私は1987年、海に飛び込み首の骨を折り、頸髄5番レベルの車いす利用者となった。福祉について考えるようになったのは、1993年、ダスキン障害者リーダー海外派遣事業第13期生として、アメリカの自立生活センターを見る機会を得たことからだった。団長さんから、「自分の問題を一生懸命やればそれが自立生活センターの理念(自己決定による自立生活)につながっていく」と励まされた。

2000年に正式に自立生活センター新潟のスタッフとなり、その後、2001年7月に全国9地裁で一斉に裁判を起こした。私の問題であった障害基礎年金が支給されないことに対する訴訟であった。そして、2007年9月28日・10月9日、相次いで最高裁判所で、判決が下された。「上告を棄却する」

学生当時、任意加入であったため、ほとんどの学生が国民年金に加入しない時代だった。小泉元総理も学生時の留学期間に国民年金に入っていなかった。たまたま障害を負った私たちは、障害基礎年金が支給されない。これは理不尽なことではないかと訴えた私たちに対する判決であった。

さらに、その実態は受理しないことによる判決の言い渡しであった。また、25年前の掘木訴訟の焼き直しとも言われている。生活保護があるからいいだろう、特別障害給付金の制度を作ったのだからよいだろうという判決文だった。立法府の広い裁量権があるから憲法に違反しないという理由で門前払いを受けたのである。

私たちの裁判は朝日訴訟、掘木訴訟に続く社会保障の裁判であった。特に、憲法第14条、平等権を求めたものであり、20歳前に障害を負った場合、20歳から無拠出で支給される障害基礎年金が、20歳を過ぎて障害を負った場合、支給されない。これは平等権からすると理不尽であるという趣旨を持って訴えた。理不尽な理由で苦しんでいる私たちの救済を、さらに全国に12万人いると言われている無年金障害者の救済を求めたものであった。

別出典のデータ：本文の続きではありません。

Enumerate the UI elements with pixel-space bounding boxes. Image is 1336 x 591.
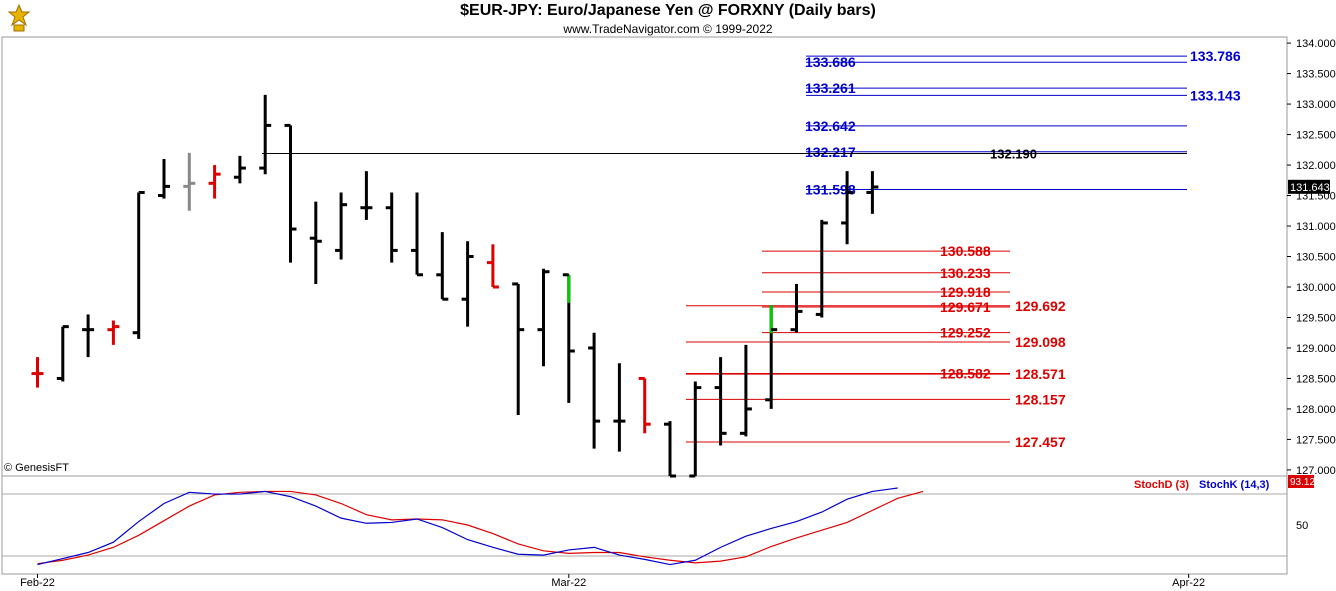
fib-level-label: 133.261 <box>805 80 856 96</box>
fib-level-label: 129.692 <box>1015 298 1066 314</box>
ohlc-bar[interactable] <box>714 357 727 446</box>
ohlc-bar[interactable] <box>537 268 550 367</box>
y-tick-label: 133.500 <box>1296 69 1336 81</box>
ohlc-bar[interactable] <box>31 357 44 388</box>
ohlc-bar[interactable] <box>360 171 373 220</box>
fib-level-label: 130.233 <box>940 265 991 281</box>
fib-level-label: 129.098 <box>1015 334 1066 350</box>
ohlc-bar[interactable] <box>132 190 145 339</box>
chart-subtitle: www.TradeNavigator.com © 1999-2022 <box>563 22 773 36</box>
fib-level-label: 133.686 <box>805 54 856 70</box>
fib-level-label: 132.217 <box>805 144 856 160</box>
stoch-line-k <box>37 487 898 566</box>
ohlc-bar[interactable] <box>436 232 449 301</box>
fib-level-label: 130.588 <box>940 243 991 259</box>
ohlc-bar[interactable] <box>512 282 525 416</box>
last-price-tag <box>1288 179 1330 194</box>
y-tick-label: 133.000 <box>1296 99 1336 111</box>
y-tick-label: 134.000 <box>1296 38 1336 50</box>
ohlc-bar[interactable] <box>638 376 651 434</box>
stoch-line-d <box>37 490 924 565</box>
ohlc-bar[interactable] <box>183 152 196 211</box>
x-tick-label: Mar-22 <box>551 577 586 589</box>
ohlc-bar[interactable] <box>841 171 854 245</box>
ohlc-bar[interactable] <box>664 421 676 478</box>
trading-robot-logo-icon[interactable] <box>4 3 34 33</box>
fib-level-label: 129.918 <box>940 284 991 300</box>
stoch-last-value-label: 93.12 <box>1290 477 1315 488</box>
ohlc-bar[interactable] <box>284 123 297 263</box>
ohlc-bar[interactable] <box>790 283 803 333</box>
x-tick-label: Feb-22 <box>20 577 55 589</box>
copyright-label: © GenesisFT <box>4 462 69 474</box>
stochd-legend-label: StochD (3) <box>1134 479 1189 491</box>
y-tick-label: 128.500 <box>1296 373 1336 385</box>
fib-level-label: 127.457 <box>1015 434 1066 450</box>
stoch-plot-frame <box>1 475 1288 575</box>
x-tick-label: Apr-22 <box>1172 577 1205 589</box>
y-tick-label: 132.000 <box>1296 160 1336 172</box>
ohlc-bar[interactable] <box>259 94 272 175</box>
ohlc-bar[interactable] <box>158 158 170 199</box>
y-tick-label: 131.000 <box>1296 221 1336 233</box>
fib-level-label: 128.571 <box>1015 366 1066 382</box>
ohlc-bar[interactable] <box>56 325 69 382</box>
y-tick-label: 127.500 <box>1296 434 1336 446</box>
ohlc-bar[interactable] <box>866 171 879 214</box>
stochk-legend-label: StochK (14,3) <box>1199 479 1270 491</box>
y-tick-label: 130.500 <box>1296 252 1336 264</box>
fib-level-label: 129.252 <box>940 325 991 341</box>
fib-level-label: 128.157 <box>1015 391 1066 407</box>
ohlc-bar[interactable] <box>739 344 752 437</box>
ohlc-bar[interactable] <box>411 192 423 277</box>
fib-level-label: 131.598 <box>805 182 856 198</box>
ohlc-bar[interactable] <box>233 155 246 184</box>
fib-level-label: 129.671 <box>940 299 991 315</box>
ohlc-bar[interactable] <box>385 192 398 263</box>
last-price-label: 131.643 <box>1290 182 1330 194</box>
y-tick-label: 129.000 <box>1296 343 1336 355</box>
ohlc-bar[interactable] <box>208 165 221 199</box>
fib-level-label: 132.642 <box>805 118 856 134</box>
fib-level-label: 133.786 <box>1190 48 1241 64</box>
ohlc-bar[interactable] <box>815 219 828 318</box>
ohlc-bar[interactable] <box>562 273 575 403</box>
ohlc-bar[interactable] <box>613 363 626 452</box>
y-tick-label: 127.000 <box>1296 465 1336 477</box>
ohlc-bar[interactable] <box>107 320 120 345</box>
ohlc-bar[interactable] <box>461 241 474 327</box>
chart-title: $EUR-JPY: Euro/Japanese Yen @ FORXNY (Da… <box>460 2 876 19</box>
fib-level-label: 128.582 <box>940 365 991 381</box>
y-tick-label: 130.000 <box>1296 282 1336 294</box>
ohlc-bar[interactable] <box>588 332 601 449</box>
stoch-last-value-tag <box>1288 475 1314 488</box>
y-tick-label: 128.000 <box>1296 404 1336 416</box>
stoch-y-tick-label: 50 <box>1296 520 1308 532</box>
y-tick-label: 129.500 <box>1296 312 1336 324</box>
fib-level-label: 133.143 <box>1190 87 1241 103</box>
ohlc-bar[interactable] <box>765 305 778 409</box>
ohlc-bar[interactable] <box>335 192 348 260</box>
y-tick-label: 132.500 <box>1296 130 1336 142</box>
ohlc-bar[interactable] <box>309 201 322 284</box>
ohlc-bar[interactable] <box>486 244 499 289</box>
fib-level-label: 132.190 <box>990 146 1037 161</box>
ohlc-bar[interactable] <box>82 314 95 358</box>
ohlc-bar[interactable] <box>689 381 702 478</box>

地域で普通に暮らしたい、自助・共助により、一生懸命生きてきた。公助を求めるには裁判を通して立法府に働きかけ、不備ではあるが特別障害給付金が支給されるまでになった。ただ単に眺めていたのではなく、私たちに必要なものだと訴えた成果だった。でも、裁定請求から最高裁判決に至るまで、原告のお父さん、原告当事者2人の方がもうこの世にはいない。

みんな必死な思いをして、この問題に取り組んできた。まだ結審がされていない原告がいる。これで終わったのではなく、また新たな始まりである。